Both UnitedHealth and the C.D.C. want to expand on the success of a clinically proved program that has been offered by the Y. Based on evidence drawn from that program, people who are pre-diabetic and lose just 5 percent of their body weight can reduce their chances of developing the disease by almost 60 percent. The C.D.C. is also considering ways to encourage organizations beside the Y to develop similar programs.

In the Y programs, UnitedHealth will pay on the basis of how many people participate as well as how much weight the people in the programs lose. After undergoing a more intensive 16-week course, individuals will participate in a yearlong maintenance course.

“We have the experience,” said Neil Nicoll, the chief executive of the Y.M.C.A. of the USA, a federation of 2,700 Ys across the country whose goal is to develop more programs related to chronic disease like diabetes. “We’ve proven the model. We’ve proven that we can do it at substantially less cost.”

14diabetes-web-popup.jpgFor Marilyn Schenetzke, a retired 67-year-old who lives in Carmel, a suburb of Indianapolis, the Y course succeeded where other weight-loss programs had failed. At 5-foot-6, Ms. Schenetzke weighed 227 pounds. She had developed gestational diabetes, a temporary condition, when she was pregnant. And her grandfather was diabetic. In reading about diabetes, she realized she was at risk for developing the Type 2 version.

And yet, she said, “my doctors had never said one word about it.”

Last November, she began attending the weekly one-hour classes at the Y. The coach focused on helping the class learn to make better choices about what they ate and to devote at least two-and-a-half hours a week to exercise.

“I lost 49 pounds,” said Ms. Schenetzke. As she attended the classes, she found herself changing her diet and incorporating a walk or a workout on a stationary bike into her routine. She has stuck with those habits.

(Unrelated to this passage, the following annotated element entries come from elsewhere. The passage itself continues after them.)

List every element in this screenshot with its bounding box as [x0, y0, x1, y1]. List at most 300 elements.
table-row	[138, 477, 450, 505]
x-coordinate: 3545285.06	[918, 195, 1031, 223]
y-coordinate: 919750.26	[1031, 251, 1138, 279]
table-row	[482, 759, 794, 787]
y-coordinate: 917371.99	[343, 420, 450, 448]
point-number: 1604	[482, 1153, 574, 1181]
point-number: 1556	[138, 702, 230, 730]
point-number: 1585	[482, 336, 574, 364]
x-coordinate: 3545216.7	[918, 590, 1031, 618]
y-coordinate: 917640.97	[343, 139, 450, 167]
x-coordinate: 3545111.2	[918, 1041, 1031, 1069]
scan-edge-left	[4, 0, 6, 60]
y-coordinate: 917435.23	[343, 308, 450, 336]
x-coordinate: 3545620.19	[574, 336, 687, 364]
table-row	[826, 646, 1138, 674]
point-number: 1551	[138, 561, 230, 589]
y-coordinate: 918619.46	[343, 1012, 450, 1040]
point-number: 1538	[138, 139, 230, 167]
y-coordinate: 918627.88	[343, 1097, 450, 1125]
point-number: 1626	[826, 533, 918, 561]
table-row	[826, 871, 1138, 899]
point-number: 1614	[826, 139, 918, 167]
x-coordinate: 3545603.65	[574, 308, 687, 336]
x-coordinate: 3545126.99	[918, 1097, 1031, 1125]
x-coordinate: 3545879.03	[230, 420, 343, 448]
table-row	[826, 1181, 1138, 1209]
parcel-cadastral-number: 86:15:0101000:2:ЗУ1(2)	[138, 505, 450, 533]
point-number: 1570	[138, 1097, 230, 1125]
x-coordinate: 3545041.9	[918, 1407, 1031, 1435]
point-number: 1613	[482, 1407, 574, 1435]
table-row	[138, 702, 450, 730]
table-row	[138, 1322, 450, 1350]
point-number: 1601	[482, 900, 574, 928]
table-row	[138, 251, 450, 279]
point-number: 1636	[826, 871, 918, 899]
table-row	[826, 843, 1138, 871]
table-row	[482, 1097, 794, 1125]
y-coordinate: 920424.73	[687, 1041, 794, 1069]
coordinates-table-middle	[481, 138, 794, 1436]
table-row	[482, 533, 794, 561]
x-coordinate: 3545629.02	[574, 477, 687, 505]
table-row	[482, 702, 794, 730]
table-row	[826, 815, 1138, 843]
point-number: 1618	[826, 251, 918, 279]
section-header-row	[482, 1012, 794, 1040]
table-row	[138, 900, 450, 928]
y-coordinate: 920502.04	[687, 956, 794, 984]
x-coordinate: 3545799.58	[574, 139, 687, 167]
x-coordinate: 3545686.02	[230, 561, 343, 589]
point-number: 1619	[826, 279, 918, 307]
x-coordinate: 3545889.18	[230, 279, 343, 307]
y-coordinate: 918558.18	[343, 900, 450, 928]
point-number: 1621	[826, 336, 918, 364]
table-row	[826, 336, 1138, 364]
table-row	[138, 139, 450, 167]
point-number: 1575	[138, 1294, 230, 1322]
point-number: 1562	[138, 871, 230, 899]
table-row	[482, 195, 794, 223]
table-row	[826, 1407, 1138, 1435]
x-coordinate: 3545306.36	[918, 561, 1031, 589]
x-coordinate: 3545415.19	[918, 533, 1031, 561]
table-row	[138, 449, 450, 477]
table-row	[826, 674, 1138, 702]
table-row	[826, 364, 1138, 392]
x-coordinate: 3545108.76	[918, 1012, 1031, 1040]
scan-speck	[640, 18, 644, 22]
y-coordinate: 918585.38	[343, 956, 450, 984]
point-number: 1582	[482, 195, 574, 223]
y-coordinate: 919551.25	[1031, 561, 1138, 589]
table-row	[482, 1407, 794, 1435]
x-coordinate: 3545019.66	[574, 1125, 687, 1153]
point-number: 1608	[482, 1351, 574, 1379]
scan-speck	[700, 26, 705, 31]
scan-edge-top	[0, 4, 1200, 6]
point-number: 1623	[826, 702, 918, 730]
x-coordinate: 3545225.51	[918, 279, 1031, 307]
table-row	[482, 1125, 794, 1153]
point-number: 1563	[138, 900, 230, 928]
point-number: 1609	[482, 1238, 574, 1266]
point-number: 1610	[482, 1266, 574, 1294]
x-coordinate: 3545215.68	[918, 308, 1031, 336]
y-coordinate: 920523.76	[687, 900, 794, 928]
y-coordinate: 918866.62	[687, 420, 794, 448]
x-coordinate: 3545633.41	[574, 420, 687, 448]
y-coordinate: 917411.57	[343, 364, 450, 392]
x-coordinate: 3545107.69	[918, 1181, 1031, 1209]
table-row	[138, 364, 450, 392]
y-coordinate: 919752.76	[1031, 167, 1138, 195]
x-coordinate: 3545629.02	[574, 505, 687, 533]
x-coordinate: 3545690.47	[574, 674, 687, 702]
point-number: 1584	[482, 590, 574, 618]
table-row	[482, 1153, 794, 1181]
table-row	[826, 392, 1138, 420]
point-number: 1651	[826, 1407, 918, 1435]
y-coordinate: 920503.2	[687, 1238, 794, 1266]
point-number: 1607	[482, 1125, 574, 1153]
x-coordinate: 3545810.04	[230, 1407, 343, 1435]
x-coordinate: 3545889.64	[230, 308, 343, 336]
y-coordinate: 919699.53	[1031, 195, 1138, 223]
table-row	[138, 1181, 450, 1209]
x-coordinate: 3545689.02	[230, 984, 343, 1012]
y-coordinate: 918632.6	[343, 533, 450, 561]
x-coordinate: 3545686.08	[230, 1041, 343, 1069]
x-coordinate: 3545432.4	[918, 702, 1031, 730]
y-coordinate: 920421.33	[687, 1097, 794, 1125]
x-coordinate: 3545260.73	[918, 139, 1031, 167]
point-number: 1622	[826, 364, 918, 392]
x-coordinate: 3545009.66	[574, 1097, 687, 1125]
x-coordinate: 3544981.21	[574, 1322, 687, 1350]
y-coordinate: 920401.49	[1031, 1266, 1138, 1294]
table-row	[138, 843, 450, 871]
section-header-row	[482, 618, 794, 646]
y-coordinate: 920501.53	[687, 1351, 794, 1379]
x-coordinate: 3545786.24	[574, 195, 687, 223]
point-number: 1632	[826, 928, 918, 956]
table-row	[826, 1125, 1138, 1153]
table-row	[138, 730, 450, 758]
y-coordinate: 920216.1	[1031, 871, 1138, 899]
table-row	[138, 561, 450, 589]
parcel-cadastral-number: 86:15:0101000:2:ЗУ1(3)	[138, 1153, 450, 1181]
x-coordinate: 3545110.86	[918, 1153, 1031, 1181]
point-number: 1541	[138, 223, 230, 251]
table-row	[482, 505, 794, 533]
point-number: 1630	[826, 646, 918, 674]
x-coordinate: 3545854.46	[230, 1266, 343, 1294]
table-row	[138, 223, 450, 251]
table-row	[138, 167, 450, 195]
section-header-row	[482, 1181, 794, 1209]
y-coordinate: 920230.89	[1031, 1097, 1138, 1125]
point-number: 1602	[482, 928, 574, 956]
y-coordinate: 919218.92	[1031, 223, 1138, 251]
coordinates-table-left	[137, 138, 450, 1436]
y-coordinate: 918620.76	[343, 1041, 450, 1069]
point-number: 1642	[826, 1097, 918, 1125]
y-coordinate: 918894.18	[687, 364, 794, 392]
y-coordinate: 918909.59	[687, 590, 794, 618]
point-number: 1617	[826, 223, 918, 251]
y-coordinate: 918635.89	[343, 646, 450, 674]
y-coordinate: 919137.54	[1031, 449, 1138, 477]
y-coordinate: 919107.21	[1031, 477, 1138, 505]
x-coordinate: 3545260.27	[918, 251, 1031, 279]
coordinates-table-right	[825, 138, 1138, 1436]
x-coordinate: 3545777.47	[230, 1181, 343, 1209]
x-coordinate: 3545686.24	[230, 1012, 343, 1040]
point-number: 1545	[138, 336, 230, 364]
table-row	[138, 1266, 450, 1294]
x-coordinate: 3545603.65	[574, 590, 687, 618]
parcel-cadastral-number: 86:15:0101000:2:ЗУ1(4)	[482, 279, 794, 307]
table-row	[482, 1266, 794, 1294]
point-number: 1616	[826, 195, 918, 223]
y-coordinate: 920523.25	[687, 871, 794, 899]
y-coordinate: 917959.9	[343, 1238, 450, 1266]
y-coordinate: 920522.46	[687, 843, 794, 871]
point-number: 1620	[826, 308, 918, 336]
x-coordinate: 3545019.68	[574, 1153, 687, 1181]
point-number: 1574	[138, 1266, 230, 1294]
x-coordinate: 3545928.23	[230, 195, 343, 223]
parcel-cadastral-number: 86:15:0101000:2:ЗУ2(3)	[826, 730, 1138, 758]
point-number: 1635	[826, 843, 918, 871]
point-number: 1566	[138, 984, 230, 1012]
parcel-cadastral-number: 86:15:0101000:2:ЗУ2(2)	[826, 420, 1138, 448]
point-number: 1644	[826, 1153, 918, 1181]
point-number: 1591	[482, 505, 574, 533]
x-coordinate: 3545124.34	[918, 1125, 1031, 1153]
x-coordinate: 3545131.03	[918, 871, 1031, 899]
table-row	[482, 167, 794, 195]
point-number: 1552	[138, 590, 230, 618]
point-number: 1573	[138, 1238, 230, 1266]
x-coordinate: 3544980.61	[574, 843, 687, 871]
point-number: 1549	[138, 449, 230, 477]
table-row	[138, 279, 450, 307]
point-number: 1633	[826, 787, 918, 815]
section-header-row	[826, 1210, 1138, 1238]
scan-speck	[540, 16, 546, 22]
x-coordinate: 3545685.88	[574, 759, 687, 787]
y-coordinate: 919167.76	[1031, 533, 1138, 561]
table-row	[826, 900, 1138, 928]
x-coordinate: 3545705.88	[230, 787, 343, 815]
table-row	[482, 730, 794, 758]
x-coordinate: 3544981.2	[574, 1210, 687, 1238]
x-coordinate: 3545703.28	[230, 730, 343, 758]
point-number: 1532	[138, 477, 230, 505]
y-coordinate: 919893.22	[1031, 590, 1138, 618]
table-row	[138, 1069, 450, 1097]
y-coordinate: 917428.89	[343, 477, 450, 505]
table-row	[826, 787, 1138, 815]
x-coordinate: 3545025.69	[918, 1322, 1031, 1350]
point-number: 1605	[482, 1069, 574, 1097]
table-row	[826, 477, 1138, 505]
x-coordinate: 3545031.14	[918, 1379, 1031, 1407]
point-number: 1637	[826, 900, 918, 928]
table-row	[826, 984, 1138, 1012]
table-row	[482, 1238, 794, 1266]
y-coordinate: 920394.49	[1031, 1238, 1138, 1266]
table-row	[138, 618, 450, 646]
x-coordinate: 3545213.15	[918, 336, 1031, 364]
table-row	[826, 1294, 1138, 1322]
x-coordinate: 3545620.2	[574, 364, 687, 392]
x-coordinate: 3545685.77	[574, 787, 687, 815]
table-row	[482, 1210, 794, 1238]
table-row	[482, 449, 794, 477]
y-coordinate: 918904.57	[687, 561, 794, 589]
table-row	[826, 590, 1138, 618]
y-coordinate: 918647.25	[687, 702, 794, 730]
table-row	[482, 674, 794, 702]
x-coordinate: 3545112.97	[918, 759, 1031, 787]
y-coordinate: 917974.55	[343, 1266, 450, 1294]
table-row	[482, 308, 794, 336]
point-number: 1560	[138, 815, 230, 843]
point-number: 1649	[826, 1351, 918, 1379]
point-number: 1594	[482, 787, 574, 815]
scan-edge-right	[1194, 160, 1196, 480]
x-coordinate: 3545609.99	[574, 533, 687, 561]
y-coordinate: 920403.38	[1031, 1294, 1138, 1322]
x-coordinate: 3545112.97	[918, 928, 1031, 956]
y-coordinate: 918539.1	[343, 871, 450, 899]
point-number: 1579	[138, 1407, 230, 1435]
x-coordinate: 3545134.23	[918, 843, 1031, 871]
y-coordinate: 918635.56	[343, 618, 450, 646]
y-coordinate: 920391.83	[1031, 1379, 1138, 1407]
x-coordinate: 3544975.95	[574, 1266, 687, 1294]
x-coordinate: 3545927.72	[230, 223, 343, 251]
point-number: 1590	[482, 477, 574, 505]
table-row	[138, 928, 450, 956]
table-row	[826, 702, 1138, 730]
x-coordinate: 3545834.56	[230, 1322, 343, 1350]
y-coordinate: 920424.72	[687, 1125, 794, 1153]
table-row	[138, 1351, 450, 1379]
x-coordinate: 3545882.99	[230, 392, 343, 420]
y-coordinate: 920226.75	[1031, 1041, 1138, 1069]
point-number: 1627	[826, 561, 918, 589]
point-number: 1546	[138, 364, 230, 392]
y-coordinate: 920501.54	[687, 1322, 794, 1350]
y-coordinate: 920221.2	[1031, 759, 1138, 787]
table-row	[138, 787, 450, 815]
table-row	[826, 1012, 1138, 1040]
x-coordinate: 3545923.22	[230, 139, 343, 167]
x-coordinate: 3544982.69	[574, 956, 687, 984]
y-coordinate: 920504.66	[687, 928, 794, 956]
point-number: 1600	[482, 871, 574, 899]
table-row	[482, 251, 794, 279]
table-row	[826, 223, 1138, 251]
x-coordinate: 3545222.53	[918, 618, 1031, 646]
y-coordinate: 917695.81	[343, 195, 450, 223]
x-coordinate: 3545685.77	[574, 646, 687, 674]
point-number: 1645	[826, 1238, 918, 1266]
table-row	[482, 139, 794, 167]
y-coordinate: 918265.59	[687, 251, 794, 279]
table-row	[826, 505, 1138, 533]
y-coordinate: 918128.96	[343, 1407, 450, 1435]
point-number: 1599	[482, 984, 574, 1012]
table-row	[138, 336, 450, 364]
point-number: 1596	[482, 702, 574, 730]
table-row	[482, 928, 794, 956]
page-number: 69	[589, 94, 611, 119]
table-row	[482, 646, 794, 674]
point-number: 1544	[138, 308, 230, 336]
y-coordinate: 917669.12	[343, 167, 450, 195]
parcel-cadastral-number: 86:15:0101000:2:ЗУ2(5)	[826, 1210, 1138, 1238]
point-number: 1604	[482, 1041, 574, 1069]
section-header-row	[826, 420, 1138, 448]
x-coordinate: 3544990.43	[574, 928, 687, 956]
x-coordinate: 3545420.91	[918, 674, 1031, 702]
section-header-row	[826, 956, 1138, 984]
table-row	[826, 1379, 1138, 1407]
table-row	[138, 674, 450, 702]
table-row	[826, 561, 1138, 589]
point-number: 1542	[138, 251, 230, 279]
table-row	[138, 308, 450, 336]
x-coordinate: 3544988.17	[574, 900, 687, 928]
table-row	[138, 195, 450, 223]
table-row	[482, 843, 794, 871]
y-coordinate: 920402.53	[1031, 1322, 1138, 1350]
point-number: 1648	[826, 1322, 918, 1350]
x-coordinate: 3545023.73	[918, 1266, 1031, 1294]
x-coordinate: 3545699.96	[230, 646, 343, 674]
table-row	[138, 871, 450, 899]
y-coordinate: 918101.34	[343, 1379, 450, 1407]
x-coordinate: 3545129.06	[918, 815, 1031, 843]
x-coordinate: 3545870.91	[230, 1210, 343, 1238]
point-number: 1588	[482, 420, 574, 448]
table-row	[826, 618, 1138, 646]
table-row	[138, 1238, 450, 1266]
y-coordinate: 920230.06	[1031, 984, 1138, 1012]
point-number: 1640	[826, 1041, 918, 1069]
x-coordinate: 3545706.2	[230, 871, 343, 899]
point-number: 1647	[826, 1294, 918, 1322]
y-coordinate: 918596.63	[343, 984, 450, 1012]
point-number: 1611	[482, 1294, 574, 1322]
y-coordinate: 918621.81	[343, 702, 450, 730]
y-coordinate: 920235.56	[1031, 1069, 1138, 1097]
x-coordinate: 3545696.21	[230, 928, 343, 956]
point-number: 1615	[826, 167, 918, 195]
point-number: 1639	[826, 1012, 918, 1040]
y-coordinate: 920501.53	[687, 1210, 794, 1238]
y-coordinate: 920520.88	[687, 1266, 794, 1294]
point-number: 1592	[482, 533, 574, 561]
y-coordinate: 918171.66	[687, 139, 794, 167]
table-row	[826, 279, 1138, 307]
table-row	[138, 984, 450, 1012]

Unlike other programs, where she quickly regained whatever weight she had lost, this represented a permanent change, she said. “I thought from the beginning that it would work.”

The Y’s involvement will be helpful in persuading employees of the potential value of this program, said David Parmly, who oversees health benefits for Pilot Travel Centers, a Knoxville, Tenn., company that operates rest stops across the country.

“Unlike conventional gyms, the Y has and always has had a message of health,” he said. “They don’t push personal trainers on you. They don’t seem to be hawking products.”

Some policy experts say the UnitedHealth program is an example of the steps that health insurance companies must take to demonstrate their relevance under the new health care law and as employers pay more attention to holding down medical costs.

“Their business is going to be managing care in a highly effective and cost-effective way,” said Helen Darling, the president of the National Business Group on Health, an association of employers that provide health benefits to their workers. “You’re not just paying claims.”

Ms. Darling cautioned that UnitedHealth’s model must still be shown to work on a national scale. But given the diabetes program’s broad scope, she predicted that UnitedHealth would be able to see fairly quickly what worked and what did not, and to fine-tune any differences in the approaches that may be necessary in places as varied as Tucson and Minneapolis.

And unlike some of the federally mandated experiments called for in the new health care law, Ms. Darling said, the results will be quickly apparent. “We don’t have to wait five years.”